Now, I admit I had some trouble tracking down solid information on Shelly. My first search turned up several sites which all carried the same basic description mimicked by Wikipedia. I don’t wish to become part of the same annoying cycle, but the basic impression is simply: the Shellycoat is Scottish; lives in lakes, rivers and streams; and, like almost every other folkloric creature, has a mischievous nature.

The one solid lead I had was the knowledge that Shelly is mentioned in Jacob Grimm’s (yep, of the famous Brothers Grimm) Deutsche Mythologie. After a rather frustrating time trying to pinpoint the correct volume and page number (vol 2, p.512 in this translation), it turned out to say very little. According to Grimm the Shellycoat is a type of goblin, and he confirms that it is a Scottish creature. He then likens it to a dwarfish thing who wears a bell-coat (which elsewhere I’ve seen called a ‘Schellenrock’ or ‘bell-coat’). The bells worn on the hats and coats of fools are apparently a reference to this ‘shrewd and merry’ goblin.
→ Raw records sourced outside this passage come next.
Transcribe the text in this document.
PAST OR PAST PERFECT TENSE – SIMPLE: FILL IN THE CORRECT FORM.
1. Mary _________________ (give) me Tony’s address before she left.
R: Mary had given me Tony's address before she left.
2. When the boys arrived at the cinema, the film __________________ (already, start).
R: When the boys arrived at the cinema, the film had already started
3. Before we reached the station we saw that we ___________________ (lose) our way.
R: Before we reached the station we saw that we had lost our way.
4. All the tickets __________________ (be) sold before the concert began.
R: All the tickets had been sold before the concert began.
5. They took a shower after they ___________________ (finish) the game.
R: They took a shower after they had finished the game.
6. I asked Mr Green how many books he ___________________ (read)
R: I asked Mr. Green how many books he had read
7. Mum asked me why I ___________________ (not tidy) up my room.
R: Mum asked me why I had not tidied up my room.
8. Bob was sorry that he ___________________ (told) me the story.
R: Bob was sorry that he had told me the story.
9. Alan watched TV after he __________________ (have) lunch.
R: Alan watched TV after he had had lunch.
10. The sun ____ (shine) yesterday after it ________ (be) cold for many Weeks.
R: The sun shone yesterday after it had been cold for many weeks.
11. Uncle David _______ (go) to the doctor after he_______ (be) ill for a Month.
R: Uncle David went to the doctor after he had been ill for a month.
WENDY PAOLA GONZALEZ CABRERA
A more colourful view of the Shellycoat is provided by Walter Scott in his Minstrelsy of the Scottish border (3rd ed), v1, which gives us an idea of the pranks Shelly like to play. Supposedly, he once led two travellers astray by calling out “Lost! Lost!” from the River Ettrick. The travellers followed this sound all night, assuming it to be a drowning person. They followed it all the way to the river’s source, only for the voice to head back down the river, back the way they had come. When they gave up their rescue effort, the Shellycoat revealed himself with laughter and applause, thoroughly amused with his own deception.

So Shelly may be a joker, but he seems to be fairly harmless, unlike a whole host of other water-dwellers whose sole intention was to lure travellers into the waves to drown.

It’s a bit funny that the most distinctive feature of the Shellycoat – y’know, his shelly coat – doesn’t seem to have much of a story to it. Does Shelly collect the shells himself? Does he wear them because they’re pretty or because they rattle in a musical way – like the bells the Schellenrock loves? Is it an actual garment like a coat, or more like a blanket-covering? I’m inclined to imagine the latter: picture this mass of shells creeping along the banks of a river, clinking and clacking as it moves. But it could be a more humanoid goblin like Grimm suggests; it might even help you around the home if you’re polite – so long as you don’t mind occasionally being tricked into a long walk down the river for no reason whatsoever.